Permenkes tersebut juga menegaskan bahwa bidan dalam menjalankan praktiknya harus sesuai
dengan kewenangan, kemampuan, pendidikan, pengalaman, serta berdasarkan standar profesi. Di
samping itu, bidan diwajibkan merujuk kasus-kasus yang tidak dapat ditangani, menyimpan
rahasia, meminta persetujuan untuk tindakan yang akan dilaksanakan, memberi informasi, serta
membuat rekam medis dengan baik. Petunjuk pelaksanaan yang lebih rinci mengenai
kewenangan bidan terdapat pada petunjuk pelaksanaan (jutlak) yang dituangkan dalam Lampiran
Keputusan Dirjen Binkesmas No. 1506/tahun 1997.
Pencapaian kemampuan bidan sesuai dengan Permenkes 572/1996 tidak mudah, karena
kewenangan yang diberikan oleh Departemen Kesehatan mengandung tuntutan bahwa bidan
sebagai tenaga profesional harus memiliki kemampuan profesi yang mandiri. Pencapaian
kemampuan tersebut diperoleh melalui institusi pelayanan yang meningkatkan kemampuan
bidan sesuai dengan kebutuhan masyarakat.

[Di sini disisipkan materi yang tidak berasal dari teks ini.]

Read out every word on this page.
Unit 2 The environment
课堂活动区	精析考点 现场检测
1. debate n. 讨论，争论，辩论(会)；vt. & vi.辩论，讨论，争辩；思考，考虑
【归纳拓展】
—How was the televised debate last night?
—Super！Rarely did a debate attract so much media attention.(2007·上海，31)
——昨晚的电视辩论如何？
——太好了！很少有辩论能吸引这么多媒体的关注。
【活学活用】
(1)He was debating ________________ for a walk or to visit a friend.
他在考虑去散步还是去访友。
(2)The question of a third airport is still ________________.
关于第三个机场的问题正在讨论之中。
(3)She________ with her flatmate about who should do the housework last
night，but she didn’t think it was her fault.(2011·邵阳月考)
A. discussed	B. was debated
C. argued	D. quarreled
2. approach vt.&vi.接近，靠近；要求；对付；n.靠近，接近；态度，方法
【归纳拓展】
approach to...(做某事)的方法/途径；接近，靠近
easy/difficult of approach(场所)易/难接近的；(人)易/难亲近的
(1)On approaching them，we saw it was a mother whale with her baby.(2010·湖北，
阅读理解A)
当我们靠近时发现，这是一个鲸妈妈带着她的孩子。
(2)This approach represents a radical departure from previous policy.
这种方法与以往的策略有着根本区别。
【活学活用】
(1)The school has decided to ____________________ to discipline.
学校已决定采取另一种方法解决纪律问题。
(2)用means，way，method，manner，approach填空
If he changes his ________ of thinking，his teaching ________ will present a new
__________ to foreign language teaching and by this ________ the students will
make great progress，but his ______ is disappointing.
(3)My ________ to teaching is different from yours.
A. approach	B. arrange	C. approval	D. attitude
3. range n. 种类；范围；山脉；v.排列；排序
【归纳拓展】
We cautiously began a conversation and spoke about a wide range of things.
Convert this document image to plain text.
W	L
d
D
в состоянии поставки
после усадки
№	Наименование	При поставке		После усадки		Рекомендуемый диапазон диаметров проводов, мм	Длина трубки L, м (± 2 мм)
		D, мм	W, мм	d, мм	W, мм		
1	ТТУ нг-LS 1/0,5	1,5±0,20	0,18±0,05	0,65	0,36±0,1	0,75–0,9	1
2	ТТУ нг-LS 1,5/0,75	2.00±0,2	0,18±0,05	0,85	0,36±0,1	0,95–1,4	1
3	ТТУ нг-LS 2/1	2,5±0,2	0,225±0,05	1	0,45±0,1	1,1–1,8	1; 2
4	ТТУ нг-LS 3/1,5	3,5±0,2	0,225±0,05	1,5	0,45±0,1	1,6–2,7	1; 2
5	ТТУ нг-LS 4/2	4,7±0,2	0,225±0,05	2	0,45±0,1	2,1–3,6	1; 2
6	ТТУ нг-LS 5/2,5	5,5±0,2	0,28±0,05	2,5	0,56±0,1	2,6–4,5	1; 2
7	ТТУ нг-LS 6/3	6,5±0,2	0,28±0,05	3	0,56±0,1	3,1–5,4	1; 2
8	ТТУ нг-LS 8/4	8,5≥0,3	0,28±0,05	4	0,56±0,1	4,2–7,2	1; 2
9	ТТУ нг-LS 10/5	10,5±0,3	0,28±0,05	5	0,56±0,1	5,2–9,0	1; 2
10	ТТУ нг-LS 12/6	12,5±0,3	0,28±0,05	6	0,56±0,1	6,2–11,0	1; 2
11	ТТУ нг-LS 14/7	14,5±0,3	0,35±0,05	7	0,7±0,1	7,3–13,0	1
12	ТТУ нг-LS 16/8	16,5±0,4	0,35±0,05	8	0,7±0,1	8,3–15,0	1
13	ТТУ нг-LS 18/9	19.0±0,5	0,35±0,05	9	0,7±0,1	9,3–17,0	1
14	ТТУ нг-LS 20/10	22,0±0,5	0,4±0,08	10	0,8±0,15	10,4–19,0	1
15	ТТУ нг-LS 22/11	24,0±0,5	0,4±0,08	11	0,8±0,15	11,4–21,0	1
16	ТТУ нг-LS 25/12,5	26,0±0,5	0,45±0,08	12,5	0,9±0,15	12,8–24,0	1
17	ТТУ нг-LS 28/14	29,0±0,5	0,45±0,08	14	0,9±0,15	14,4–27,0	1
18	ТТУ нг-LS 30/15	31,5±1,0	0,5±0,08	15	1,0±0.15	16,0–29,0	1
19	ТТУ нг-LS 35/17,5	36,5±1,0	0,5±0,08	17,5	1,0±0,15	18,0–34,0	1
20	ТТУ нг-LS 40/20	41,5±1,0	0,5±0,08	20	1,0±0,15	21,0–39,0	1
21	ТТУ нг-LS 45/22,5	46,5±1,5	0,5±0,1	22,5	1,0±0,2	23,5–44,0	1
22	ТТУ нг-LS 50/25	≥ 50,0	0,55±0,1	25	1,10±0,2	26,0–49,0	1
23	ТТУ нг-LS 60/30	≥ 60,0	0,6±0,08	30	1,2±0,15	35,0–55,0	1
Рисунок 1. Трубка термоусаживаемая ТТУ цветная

Perkembangan pelayanan kebidanan menuntut kualitas bidan yang handal dan profesional serta
upaya pemantauan (monitoring) pelayanan. Oleh karena itu, adanya Konsil Kebidanan adalah
suatu keharusan. Pendidikan bidan yang berorientasi pada profesioanl dan akademik serta
memiliki kemampuan melakukan penelitian adalah suatu terobosan dan syarat utama untuk
percepatan penigkatan kualitas pelayanan kebidanan
Sejarah perkembangan tentang upaya perbaikan mutu yang dikutip dari Tjahyono
Koentjoro, 2004 menerangkan bahwa upaya perbaikan mutu dan kinerja pelayanan kesehatan di
Indonesia telah mulai di lakukan sejak tahun 1986 dengan diterapkannya gugus kendali mutu di
rumah sakit dan di puskesmas serta pada pelayanan kesehatan yang lain. Perbaikan ini
dilanjutkan dengan dikenalkannya total quality management pada tahun 1994 dan performance
management pada tahun 1996
. Untuk pelayanan kesehatan dasar di Puskesmas, diperkenalkan program jaminan mutu (quality
assurance) pada tahun 1995 di Provinsi Jawa Barat, Jawa timur, Nusa Tenggara Barat,
Kalimantan Barat, Kalimantan Tengah, dan Sumatera Barat melalui Proyek Kesehatan IV
(Health Project IV). Di Jawa Tengah, pelayanan kesehatan tersebut diperkenalkan
melalui Proyek Community Health and Nutrition III, sedangkan di Provinsi Daerah
Istimewa Yogyakarta, pengenalan dilakukan melalui Provincial Health Project I dengan
tiga tahapan, yakni analisis sistem, supervisi dan pembinaan, dan pendekatan tim. Empat
standar pelayanan telah disusun melalui program jaminan mutu tersebut, yaitu standar
penanganan diare, standar pelayanan imunisasi, standar penanganan infeksi saluran nafas
atas, dan standar pelayanan antenatal, dalam bentuk lembar periksa yang harus diikuti
oleh petugas pelayanan kesehatan di puskesmas
.( Atik Purwandari, A.Md.Keb., SKM. 2008. Konsep Kebidanan Sejarah & Profesionalisme.
Jakarta : EGC
Pendidikan bidan bagi wanita pribumi dibuka kembali di Rumah Sakit Militer di Batavia
pada tahun 1902. Pada tahun 1904, pendidikan bidan bagi wanita Indonesia juga dibuka di
Makassar. Lulusan dari pendidikan ini harus bersedia ditempatkan di mana pun tenaga mereka
dibutuhkan dan mau menolong masyarakat yang tidak/kurang mampu secara cuma-cuma.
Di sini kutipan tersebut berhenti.